When the jury raises the commutation issue itself—either during voir dire or in a question posed to the court during deliberations—the matter obviously cannot be avoided and is probably best handled by a short statement indicating that the Governor’s commutation power applies to both sentences but emphasizing that it would be a violation of the juror’s duty to consider the possibility of such commutation in determining the appropriate sentence. (Cf. People v. Morse, supra, 60 Cal.2d 631, 648.)

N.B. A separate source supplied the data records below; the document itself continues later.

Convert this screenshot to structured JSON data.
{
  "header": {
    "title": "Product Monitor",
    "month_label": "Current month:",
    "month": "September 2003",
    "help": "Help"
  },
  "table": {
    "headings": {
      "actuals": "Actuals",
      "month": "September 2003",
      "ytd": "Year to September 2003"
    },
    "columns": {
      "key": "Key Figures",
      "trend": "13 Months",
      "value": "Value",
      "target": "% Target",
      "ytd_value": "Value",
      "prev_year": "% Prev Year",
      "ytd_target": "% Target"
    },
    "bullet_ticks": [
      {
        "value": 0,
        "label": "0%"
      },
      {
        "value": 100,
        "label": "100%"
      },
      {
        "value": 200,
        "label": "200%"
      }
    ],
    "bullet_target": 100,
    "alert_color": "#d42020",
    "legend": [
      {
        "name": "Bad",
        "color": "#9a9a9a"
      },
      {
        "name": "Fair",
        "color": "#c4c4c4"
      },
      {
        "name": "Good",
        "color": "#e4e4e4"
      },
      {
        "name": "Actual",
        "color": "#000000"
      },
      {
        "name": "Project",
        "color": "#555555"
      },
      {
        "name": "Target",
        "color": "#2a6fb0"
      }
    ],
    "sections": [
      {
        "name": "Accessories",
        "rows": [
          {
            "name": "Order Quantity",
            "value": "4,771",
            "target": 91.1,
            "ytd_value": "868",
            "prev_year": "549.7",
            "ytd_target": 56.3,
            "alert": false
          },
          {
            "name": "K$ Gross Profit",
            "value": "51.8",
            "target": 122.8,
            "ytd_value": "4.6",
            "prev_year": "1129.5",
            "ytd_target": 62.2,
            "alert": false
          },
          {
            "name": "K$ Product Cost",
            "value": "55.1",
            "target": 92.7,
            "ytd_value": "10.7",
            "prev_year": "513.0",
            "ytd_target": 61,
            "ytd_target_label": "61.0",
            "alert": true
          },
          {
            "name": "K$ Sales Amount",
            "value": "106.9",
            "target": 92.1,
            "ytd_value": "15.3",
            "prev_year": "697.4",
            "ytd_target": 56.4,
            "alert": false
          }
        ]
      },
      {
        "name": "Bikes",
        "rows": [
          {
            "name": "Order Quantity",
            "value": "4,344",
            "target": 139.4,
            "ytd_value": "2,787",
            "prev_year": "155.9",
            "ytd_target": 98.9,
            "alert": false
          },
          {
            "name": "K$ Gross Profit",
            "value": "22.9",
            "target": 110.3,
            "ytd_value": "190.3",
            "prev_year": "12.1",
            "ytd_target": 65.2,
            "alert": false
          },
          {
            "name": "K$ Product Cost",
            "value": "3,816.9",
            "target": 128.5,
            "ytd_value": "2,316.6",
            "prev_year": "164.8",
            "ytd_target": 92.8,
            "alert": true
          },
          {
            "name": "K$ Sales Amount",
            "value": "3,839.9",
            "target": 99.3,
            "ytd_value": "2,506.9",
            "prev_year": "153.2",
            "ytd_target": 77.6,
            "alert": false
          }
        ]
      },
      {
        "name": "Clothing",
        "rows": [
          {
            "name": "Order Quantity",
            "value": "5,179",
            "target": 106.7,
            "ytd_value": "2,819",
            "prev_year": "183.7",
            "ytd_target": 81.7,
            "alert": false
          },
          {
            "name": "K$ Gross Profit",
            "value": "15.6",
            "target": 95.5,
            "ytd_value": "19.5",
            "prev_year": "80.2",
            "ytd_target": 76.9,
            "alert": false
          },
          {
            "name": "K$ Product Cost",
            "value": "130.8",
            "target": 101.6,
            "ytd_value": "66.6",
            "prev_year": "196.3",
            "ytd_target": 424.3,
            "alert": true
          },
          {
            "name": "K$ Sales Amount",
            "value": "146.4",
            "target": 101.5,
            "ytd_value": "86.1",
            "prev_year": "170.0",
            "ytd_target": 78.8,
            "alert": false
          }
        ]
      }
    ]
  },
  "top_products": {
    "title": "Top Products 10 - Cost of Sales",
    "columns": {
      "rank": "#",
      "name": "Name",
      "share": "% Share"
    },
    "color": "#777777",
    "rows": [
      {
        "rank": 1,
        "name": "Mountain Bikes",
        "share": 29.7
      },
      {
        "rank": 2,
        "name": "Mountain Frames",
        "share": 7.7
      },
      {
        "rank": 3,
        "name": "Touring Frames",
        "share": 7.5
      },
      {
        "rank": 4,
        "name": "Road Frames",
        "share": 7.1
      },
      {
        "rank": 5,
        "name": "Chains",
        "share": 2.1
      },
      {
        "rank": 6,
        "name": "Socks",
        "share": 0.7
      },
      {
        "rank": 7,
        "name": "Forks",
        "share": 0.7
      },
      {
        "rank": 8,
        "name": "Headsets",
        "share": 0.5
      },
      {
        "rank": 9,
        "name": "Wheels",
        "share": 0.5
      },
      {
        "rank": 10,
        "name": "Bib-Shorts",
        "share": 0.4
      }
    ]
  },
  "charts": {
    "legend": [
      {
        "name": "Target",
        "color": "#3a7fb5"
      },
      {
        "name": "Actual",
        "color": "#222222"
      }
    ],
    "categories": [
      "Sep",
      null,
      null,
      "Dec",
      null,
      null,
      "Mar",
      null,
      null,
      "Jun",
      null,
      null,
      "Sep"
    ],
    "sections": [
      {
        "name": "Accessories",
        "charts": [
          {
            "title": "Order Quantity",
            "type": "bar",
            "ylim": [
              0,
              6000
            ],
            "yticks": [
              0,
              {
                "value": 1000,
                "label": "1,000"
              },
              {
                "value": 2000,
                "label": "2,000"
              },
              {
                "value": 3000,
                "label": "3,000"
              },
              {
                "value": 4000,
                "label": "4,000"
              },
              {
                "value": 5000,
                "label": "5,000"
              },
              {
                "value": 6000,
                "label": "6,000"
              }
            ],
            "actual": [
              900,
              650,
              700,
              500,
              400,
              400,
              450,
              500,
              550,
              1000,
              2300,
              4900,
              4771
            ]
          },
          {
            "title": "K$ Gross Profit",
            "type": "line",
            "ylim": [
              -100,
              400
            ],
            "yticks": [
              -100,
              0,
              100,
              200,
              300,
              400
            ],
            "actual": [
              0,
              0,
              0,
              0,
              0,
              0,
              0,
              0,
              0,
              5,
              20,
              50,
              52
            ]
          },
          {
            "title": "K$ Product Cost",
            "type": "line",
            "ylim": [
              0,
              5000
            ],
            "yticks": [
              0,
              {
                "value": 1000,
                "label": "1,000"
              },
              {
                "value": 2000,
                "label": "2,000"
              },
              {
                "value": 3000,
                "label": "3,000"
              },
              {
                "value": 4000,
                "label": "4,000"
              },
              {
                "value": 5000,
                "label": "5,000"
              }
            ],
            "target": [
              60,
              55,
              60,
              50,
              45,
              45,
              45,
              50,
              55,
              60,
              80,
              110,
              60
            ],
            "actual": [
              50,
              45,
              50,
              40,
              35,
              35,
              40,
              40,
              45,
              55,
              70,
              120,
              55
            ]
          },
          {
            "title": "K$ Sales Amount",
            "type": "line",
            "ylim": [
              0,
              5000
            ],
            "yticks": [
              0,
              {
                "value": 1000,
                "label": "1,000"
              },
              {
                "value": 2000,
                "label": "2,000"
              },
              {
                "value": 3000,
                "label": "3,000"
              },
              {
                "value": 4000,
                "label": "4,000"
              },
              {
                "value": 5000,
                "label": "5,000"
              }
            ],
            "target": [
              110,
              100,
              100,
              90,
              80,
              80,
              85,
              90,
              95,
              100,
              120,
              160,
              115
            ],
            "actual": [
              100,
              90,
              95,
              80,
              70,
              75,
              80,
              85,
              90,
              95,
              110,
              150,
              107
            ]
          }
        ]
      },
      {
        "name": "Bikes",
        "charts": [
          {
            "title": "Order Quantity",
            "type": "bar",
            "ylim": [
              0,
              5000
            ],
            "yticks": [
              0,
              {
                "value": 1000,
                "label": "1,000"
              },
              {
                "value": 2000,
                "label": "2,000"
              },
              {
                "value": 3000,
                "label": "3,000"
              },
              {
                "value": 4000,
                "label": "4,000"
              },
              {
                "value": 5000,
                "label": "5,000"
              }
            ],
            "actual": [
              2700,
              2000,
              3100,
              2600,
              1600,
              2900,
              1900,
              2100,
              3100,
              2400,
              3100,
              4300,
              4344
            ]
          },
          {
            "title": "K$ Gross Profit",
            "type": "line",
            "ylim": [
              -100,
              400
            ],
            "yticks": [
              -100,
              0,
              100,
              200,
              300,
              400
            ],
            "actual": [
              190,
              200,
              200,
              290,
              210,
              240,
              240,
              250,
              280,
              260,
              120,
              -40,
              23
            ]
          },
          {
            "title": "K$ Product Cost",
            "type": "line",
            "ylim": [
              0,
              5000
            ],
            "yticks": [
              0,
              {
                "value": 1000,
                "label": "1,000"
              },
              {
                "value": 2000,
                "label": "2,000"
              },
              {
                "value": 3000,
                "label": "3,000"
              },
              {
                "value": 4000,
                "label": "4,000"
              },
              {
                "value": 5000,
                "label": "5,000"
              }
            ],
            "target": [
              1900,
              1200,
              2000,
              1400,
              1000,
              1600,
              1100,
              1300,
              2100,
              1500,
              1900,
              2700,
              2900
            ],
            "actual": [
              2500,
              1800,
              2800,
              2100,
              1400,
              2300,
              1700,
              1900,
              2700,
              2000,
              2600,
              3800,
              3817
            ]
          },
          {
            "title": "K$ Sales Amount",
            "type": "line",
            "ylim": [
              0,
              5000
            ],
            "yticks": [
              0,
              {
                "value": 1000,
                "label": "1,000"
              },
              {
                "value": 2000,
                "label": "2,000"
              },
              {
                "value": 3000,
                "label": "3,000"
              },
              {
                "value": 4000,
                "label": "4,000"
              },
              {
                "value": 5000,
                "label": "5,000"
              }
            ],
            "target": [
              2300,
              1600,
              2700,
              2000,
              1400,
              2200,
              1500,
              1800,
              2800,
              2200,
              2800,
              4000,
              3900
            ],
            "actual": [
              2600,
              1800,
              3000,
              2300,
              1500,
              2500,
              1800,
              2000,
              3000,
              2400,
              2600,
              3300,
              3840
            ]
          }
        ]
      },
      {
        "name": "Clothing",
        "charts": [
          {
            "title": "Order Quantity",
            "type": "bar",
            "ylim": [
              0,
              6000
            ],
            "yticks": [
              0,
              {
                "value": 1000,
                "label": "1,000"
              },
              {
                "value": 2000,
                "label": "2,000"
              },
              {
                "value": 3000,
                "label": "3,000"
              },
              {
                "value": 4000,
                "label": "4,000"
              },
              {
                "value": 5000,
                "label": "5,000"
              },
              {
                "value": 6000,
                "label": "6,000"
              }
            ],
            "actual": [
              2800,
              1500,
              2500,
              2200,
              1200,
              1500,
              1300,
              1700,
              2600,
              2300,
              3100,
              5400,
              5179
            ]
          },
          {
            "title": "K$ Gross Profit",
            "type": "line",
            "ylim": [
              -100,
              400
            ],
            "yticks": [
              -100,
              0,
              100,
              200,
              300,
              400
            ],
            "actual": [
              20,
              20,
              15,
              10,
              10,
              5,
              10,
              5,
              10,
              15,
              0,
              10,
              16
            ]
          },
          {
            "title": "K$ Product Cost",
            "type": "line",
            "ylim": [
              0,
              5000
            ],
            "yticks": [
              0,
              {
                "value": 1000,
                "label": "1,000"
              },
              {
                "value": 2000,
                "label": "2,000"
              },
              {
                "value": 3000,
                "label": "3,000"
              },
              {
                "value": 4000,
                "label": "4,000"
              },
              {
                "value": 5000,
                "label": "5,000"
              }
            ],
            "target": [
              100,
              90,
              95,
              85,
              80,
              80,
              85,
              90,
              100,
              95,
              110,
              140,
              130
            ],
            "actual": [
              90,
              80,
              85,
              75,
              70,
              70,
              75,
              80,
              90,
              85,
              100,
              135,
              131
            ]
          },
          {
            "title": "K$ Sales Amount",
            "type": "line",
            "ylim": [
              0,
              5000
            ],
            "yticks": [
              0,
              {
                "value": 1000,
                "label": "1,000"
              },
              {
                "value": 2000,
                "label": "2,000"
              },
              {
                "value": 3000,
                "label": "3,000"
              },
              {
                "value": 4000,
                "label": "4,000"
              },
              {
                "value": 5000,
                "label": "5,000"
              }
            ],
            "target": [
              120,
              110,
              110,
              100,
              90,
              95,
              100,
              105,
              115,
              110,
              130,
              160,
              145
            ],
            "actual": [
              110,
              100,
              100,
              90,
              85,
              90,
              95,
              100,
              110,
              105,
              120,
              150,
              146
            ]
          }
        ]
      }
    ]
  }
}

When the issue is not expressly raised by the jury, it is a close question whether it is preferable for the court to give such a cautionary instruction on the assumption that some jurors might otherwise be aware of the possibility of commutation and improperly consider it, or whether such an instruction is simply more likely to bring the matter to the jury’s attention and, as a practical matter, be difficult to follow.
A similar problem has arisen in the Fifth Amendment realm, with respect to an instruction that cautions the jury that it may not draw an adverse inference from the fact that a defendant has not testified at trial. In that context, California courts have held that while such an instruction must be given if requested by the defendant, a trial court has no duty to give the instruction sua sponte in light of the possibility that it would prove more prejudicial than beneficial. (See, e.g., People v. Gardner (1969) 71 Cal.2d 843, 852-854 [79 Cal.Rptr. 743, 457 P.2d 575].) A similar approach—permitting the defendant to assess the relative cost and benefit of a cautionary instruction in a particular case—appears appropriate with regard to the commutation issue.